A Hebridean Holiday Day 4: In Which Eavel Goes Straight Into My Top Ten Walks of All Time. . .

On our fourth day, we headed to North Uist, first taking the ferry to Berneray (which is connected to Uist by a causeway).  The water was like glass.

We could see our afternoon walk in the distance - Eavel, the highest hill on Uist. It's the triangular one almost dead center in the photo below.

Here's a close-up from the start of the walk.  I call it a walk, but it was more like a march as we were pressed for time, having only about four hours to complete it.

The first obstacle was getting across the stepping stones. Our guide tested it out first and thankfully held my hand at several slippery moments.

At one point I thought I'd confused mountains because I couldn't see how we'd get to the bottom slopes with so much water surrounding it.  But no - that is Eavel and the only way to climb it, is to go around the edges of this lake.  At a march.

Getting closer. . .

And now we're on the climb proper, looking back at the edges of the water we needed to travel around.

It was clear early on, that this was going to be a spectacular climb.  Every moment I stopped to catch my breath and looked around me, I gasped at the beauty.  This is looking east towards the Minch.

And here are the magnificent views from the top. I can't capture it in the photos (and the wind was blowing something fierce at the top - I could barely hold my phone steady) but towards the west we could clearly see the outline of St Kilda and we had great views of Skye to the east. Plus the incredible watery landscape just below us.  It was incredible - I've never seen anything like it.

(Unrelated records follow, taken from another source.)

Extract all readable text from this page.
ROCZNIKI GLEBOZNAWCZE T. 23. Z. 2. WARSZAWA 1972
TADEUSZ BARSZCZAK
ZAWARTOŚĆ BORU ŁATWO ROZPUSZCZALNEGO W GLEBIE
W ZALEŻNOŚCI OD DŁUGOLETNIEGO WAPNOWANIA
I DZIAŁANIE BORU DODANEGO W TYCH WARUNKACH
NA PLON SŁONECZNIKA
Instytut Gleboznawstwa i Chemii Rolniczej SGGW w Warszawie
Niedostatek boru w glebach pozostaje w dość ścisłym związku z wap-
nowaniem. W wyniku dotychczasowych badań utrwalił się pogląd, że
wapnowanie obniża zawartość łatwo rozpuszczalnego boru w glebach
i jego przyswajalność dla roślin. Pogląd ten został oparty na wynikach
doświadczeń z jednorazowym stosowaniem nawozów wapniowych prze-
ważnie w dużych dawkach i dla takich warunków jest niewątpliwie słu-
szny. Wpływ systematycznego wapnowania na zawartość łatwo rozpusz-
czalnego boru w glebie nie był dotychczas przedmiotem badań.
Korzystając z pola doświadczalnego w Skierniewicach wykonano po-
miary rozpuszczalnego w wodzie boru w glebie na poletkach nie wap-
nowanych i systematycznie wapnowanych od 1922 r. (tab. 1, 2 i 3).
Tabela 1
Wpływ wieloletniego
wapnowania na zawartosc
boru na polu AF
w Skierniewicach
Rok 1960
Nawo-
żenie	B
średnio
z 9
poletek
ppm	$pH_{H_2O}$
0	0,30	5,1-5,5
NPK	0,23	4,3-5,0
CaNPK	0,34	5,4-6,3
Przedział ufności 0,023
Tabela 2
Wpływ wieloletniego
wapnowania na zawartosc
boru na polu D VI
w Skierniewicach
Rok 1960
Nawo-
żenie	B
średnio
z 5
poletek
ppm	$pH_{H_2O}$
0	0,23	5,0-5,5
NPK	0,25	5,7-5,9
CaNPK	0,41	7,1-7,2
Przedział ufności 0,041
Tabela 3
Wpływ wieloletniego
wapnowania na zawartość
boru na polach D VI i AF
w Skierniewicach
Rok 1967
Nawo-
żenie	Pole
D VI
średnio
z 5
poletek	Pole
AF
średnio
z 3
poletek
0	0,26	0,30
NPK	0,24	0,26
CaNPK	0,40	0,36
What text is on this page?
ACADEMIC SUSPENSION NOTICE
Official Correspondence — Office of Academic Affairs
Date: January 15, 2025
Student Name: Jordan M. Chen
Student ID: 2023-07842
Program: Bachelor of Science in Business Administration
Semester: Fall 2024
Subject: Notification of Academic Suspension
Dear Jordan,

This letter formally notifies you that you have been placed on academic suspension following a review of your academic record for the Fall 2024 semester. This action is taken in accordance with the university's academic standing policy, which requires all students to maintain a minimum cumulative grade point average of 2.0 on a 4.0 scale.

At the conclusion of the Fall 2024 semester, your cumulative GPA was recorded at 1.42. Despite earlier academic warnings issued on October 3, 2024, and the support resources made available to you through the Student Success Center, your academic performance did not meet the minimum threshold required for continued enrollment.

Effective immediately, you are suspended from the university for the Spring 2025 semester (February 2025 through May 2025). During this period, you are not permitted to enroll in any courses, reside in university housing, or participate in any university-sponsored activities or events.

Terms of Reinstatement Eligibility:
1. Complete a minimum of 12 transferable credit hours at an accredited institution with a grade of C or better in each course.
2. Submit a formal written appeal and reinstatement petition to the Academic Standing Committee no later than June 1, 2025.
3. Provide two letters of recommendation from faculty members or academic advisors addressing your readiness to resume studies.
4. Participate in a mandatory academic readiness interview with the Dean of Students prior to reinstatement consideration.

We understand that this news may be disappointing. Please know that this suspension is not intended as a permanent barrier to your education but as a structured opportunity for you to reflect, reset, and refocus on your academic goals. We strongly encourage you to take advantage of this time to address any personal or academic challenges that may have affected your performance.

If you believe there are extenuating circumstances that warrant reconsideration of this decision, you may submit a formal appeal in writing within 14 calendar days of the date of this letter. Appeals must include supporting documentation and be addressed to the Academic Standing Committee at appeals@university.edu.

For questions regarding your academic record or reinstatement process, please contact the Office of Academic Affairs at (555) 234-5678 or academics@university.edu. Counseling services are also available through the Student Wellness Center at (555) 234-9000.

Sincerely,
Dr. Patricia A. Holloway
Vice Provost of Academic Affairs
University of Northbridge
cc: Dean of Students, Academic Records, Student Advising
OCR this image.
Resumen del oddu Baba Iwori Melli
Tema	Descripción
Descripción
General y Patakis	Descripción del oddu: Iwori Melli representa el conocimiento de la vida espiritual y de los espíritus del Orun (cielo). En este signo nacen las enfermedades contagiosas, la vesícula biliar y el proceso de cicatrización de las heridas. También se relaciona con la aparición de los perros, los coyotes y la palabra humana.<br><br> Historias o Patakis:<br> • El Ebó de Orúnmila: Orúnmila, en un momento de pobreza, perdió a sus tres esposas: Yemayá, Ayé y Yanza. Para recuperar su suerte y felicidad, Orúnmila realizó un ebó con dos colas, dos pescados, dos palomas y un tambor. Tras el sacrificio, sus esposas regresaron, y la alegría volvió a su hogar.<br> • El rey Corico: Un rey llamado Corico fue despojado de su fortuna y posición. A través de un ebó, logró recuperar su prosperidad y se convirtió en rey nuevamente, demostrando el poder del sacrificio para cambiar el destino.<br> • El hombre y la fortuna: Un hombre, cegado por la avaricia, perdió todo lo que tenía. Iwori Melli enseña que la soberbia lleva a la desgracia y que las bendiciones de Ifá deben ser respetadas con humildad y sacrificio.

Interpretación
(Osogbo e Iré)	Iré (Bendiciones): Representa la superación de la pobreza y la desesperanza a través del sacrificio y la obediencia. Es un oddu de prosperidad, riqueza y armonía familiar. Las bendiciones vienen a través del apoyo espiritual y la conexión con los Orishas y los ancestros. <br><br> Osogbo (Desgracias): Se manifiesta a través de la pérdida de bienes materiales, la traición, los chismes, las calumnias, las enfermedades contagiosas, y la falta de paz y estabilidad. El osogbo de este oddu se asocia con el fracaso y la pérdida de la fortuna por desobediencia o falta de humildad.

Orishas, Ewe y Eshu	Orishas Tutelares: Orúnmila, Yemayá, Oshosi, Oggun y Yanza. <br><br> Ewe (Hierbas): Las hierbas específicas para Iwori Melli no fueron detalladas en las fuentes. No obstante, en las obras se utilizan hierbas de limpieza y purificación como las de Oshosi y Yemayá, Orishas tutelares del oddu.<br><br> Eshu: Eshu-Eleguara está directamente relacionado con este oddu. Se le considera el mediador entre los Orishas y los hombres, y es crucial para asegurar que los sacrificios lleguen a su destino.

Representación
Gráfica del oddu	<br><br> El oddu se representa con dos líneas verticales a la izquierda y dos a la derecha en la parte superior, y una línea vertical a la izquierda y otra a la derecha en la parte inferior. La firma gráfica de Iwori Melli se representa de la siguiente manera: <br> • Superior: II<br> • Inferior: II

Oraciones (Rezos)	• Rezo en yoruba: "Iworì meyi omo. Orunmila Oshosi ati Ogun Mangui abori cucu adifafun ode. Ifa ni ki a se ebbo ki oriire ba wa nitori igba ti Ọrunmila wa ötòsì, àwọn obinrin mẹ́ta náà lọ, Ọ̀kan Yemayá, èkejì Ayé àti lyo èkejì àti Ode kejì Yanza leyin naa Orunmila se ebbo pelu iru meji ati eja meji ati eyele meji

But all too soon, we needed to head back.

And one last look back as we neared the end at about 5pm.  Despite the speed we had to hike, I absolutely loved this walk. Eavel is definitely not the most challenging of hills (it's only 347m) but I have never seen a 360 degree view like it. This was without a doubt my favourite walk of the holiday. Everyone else picked the heights of Clisham, but for me the views are everything.  I only wish we could have stayed at the top longer.


Anonymous said...

My mouth fell wide open, (add a gasp) looking at the photo of the water crossing on wet rocks! The colours throughout your hike are stunning/subtle and yet they have such depth...just beautiful!

Curiously, what is the stone disk with holes and that metal piece in the middle at the top of one hill...very intriguing.

Blithe Spirit said...

Yes, that was the scary bit of the walk - the water was flowing quite swiftly and a few of the rocks quite slippery. It's not that you worry about falling into the water which isn't too deep, but twisting an ankle or otherwise bruising/hurting yourself as you fall. We had to traverse those stones on the way back too - I had to pay extra attention as I knew I was tired. Made it all the way over, then tripped in the shallows, just one foot away from the bank. Didn't hurt myself, just got wet knees!

The stone disk is the top of a trig point, marking the top of the mountain.